On Thu, 2026-05-14 at 12:38 +0200, Seth via Boost wrote:
> It seems you are referring to optional features.
>
> GitLab can even be self-hosted from official packages, or you
> can compile the community edition from source yourself
>
> # Clone GitLab repository
> sudo -u git -H git clone
>
https://gitlab.com/gitlab-org/gitlab-foss.git -b <X-Y-stable>
> gitlab
>
> Full docs
https://docs.gitlab.com/install/self_compiled/
>
> I may not be fully aware of additional licensing constraints
> so I welcome anyone who has a comparison matrix of
> licensing/hosting/support options. I know several people who
> self-host GitLab for free.
If you'll accept using Docker or a Docker-compatible runtime,
then it becomes trivial to host, backup, and update GitLab.
https://hub.docker.com/r/gitlab/gitlab-ce
https://docs.gitlab.com/install/docker/installation/#install-gitlab-by-using-docker-compose
The setup to get a running instance is straightforward and can
be done is under 5 minutes. Slightly more involved is setting up
email, any firewalls, configuring the application, and "tuning"

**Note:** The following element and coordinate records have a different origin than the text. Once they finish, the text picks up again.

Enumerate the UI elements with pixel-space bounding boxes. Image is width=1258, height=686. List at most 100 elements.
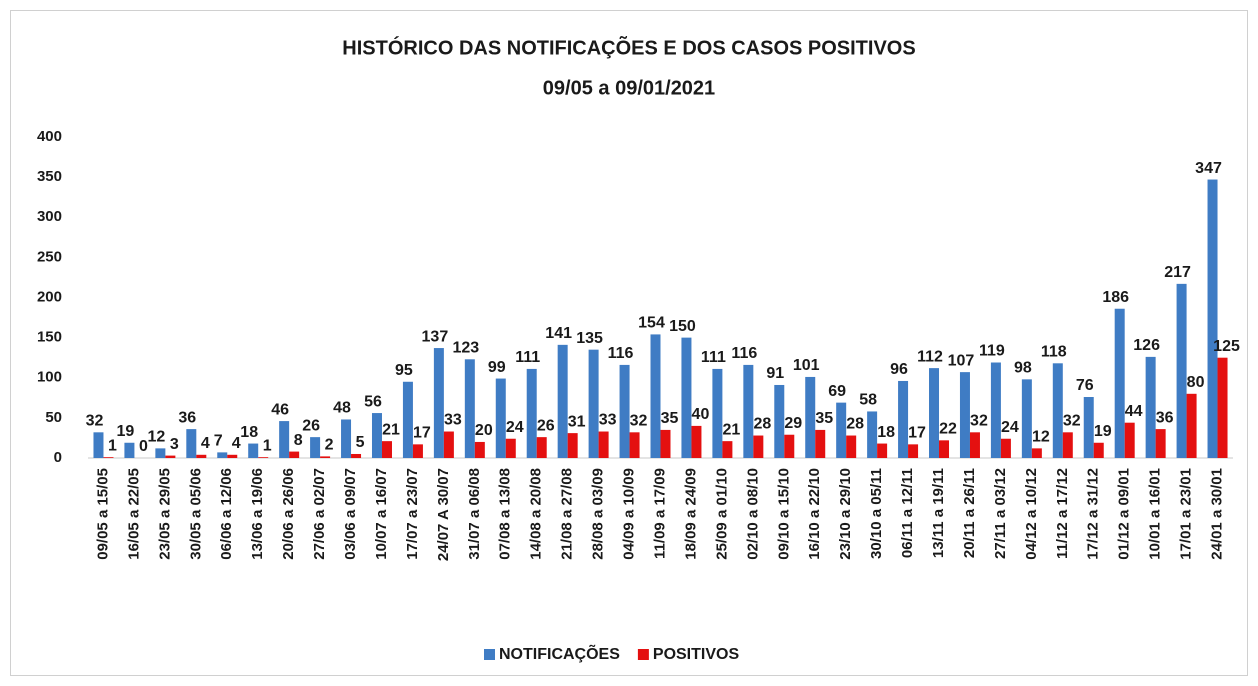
bar [846,435,857,458]
value-label: 18 [877,424,895,441]
y-tick-label: 400 [37,128,62,145]
value-label: 36 [1156,409,1174,426]
bar [371,413,382,458]
value-label: 0 [139,438,148,455]
value-label: 101 [793,357,820,374]
y-tick-label: 150 [37,329,62,346]
x-tick-label: 10/01 a 16/01 [1147,468,1164,560]
bar [258,457,269,458]
bar [505,438,516,458]
bar [495,378,506,458]
value-label: 80 [1187,374,1205,391]
value-label: 32 [970,413,988,430]
bar [805,376,816,458]
x-tick-label: 10/07 a 16/07 [373,468,390,560]
bar [929,368,940,458]
legend-swatch [484,649,495,660]
value-label: 33 [599,412,617,429]
value-label: 26 [302,417,320,434]
bar [320,456,331,458]
value-label: 96 [890,361,908,378]
value-label: 8 [294,432,303,449]
x-tick-label: 25/09 a 01/10 [713,468,730,560]
y-tick-label: 0 [54,449,62,466]
value-label: 35 [661,410,679,427]
bar [93,432,104,458]
bar [1145,356,1156,458]
x-tick-label: 11/09 a 17/09 [651,468,668,559]
x-tick-label: 23/10 a 29/10 [837,468,854,560]
x-tick-label: 31/07 a 06/08 [466,468,483,560]
x-tick-label: 27/06 a 02/07 [311,468,328,560]
bar [474,441,485,458]
value-label: 111 [701,349,726,366]
y-tick-label: 200 [37,288,62,305]
value-label: 28 [753,416,771,433]
chart-frame [10,10,1248,676]
chart-title: HISTÓRICO DAS NOTIFICAÇÕES E DOS CASOS P… [342,35,915,59]
value-label: 112 [917,348,943,365]
value-label: 22 [939,421,957,438]
bar [1031,448,1042,458]
bar [1186,393,1197,458]
x-tick-label: 17/12 a 31/12 [1085,468,1102,560]
value-label: 5 [356,434,365,451]
value-label: 21 [382,421,400,438]
value-label: 116 [608,345,634,362]
value-label: 123 [452,340,479,357]
bar [753,435,764,458]
value-label: 116 [731,345,757,362]
bar [165,455,176,458]
bar [1093,442,1104,458]
bar [526,368,537,458]
x-tick-label: 13/11 a 19/11 [930,468,947,558]
x-tick-label: 23/05 a 29/05 [156,468,173,560]
x-tick-label: 20/11 a 26/11 [961,468,978,558]
value-label: 40 [692,406,710,423]
value-label: 347 [1195,160,1222,177]
x-tick-label: 16/05 a 22/05 [125,468,142,560]
value-label: 48 [333,400,351,417]
x-tick-label: 09/10 a 15/10 [775,468,792,560]
bar [557,344,568,458]
x-tick-label: 04/09 a 10/09 [621,468,638,560]
x-tick-label: 17/07 a 23/07 [404,468,421,560]
value-label: 32 [630,413,648,430]
bar [939,440,950,458]
x-tick-label: 07/08 a 13/08 [497,468,514,560]
bar [279,421,290,458]
legend-swatch [637,649,649,660]
value-label: 135 [576,330,603,347]
bar [155,448,166,458]
x-tick-label: 01/12 a 09/01 [1116,468,1133,560]
bar [629,432,640,458]
bar [567,433,578,458]
value-label: 32 [86,413,104,430]
value-label: 7 [214,433,223,450]
value-label: 12 [147,429,165,446]
x-tick-label: 14/08 a 20/08 [528,468,545,560]
bar [743,364,754,458]
bar [412,444,423,458]
bar [660,429,671,458]
value-label: 98 [1014,360,1032,377]
x-tick-label: 09/05 a 15/05 [94,468,111,560]
bar [124,442,135,458]
value-label: 69 [828,383,846,400]
bar [351,453,362,458]
bar [619,364,630,458]
value-label: 126 [1133,337,1160,354]
bar [969,432,980,458]
value-label: 20 [475,422,493,439]
value-label: 29 [784,415,802,432]
value-label: 1 [108,437,117,454]
x-tick-label: 28/08 a 03/09 [590,468,607,560]
value-label: 36 [178,409,196,426]
bar [836,402,847,458]
value-label: 186 [1102,289,1129,306]
bar [691,425,702,458]
y-tick-label: 300 [37,208,62,225]
value-label: 46 [271,401,289,418]
bar [784,434,795,458]
value-label: 19 [1094,423,1112,440]
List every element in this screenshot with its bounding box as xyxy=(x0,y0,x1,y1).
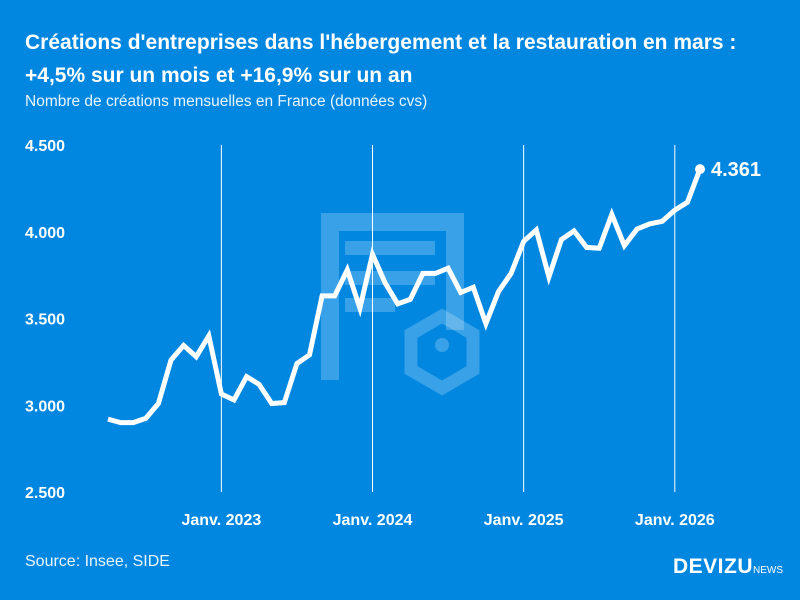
chart-title: Créations d'entreprises dans l'hébergeme… xyxy=(25,31,737,87)
y-tick-label: 2.500 xyxy=(25,485,65,502)
x-tick-label: Janv. 2023 xyxy=(181,512,261,529)
x-tick-label: Janv. 2024 xyxy=(333,512,413,529)
logo-suffix: NEWS xyxy=(753,565,784,576)
source-note: Source: Insee, SIDE xyxy=(25,553,170,570)
y-tick-label: 4.000 xyxy=(25,225,65,242)
series-line xyxy=(107,168,703,426)
data-point xyxy=(695,164,705,175)
logo-main: DEVIZU xyxy=(673,555,754,578)
x-tick-label: Janv. 2026 xyxy=(635,512,715,529)
last-value-label: 4.361 xyxy=(711,159,761,181)
x-tick-label: Janv. 2025 xyxy=(484,512,564,529)
chart-subtitle: Nombre de créations mensuelles en France… xyxy=(25,93,428,110)
watermark-logo xyxy=(321,213,480,396)
devizu-logo: DEVIZUNEWS xyxy=(673,555,783,579)
y-tick-label: 3.000 xyxy=(25,398,65,415)
y-tick-label: 4.500 xyxy=(25,138,65,155)
y-tick-label: 3.500 xyxy=(25,312,65,329)
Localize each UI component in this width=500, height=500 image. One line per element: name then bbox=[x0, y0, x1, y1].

it for performance/resource usage.
Out of the box, a busy instance might use 10-50GB of memory but
this can be managed by configuring task/worker counts, etc.
Some of the default settings are not ideal. It requires a full
comb-through alongside the documentation on first setup, and
then some effort to track "new" settings after each update.
Depending on your bandwidth/storage needs, and whether any small
amount of downtime is acceptible, will add some complexity to
both the setup and backup/update/maintenance aspects.
A complete backup might be trivial if massive files and other
artifacts/images aren't stored in the instance.
Without Docker or compatible tool, it's slightly less turnkey
but still doable for a competent sysadmin. Less intuitive but
important knowledge is most comprehensively documented.
For example, it's critical to update to the latest minor release
before updating to the next major release, and between each
update it's critical to verify that all "background" tasks have
completed. There are more such cases but it's quite manageable.
Just follow the instructions exactly and don't make assumptions.
While GitLab the company is causing a stir at the moment, and
while GitLab the software has become "feature rich" it's still a
decent platform for folks who are used to GitHub the platform.
I've been self-hosting GitLab for myself and companies/projects
for a long time. I don't like where the product is going but I'm
still willing to recommend others at least give it a chance.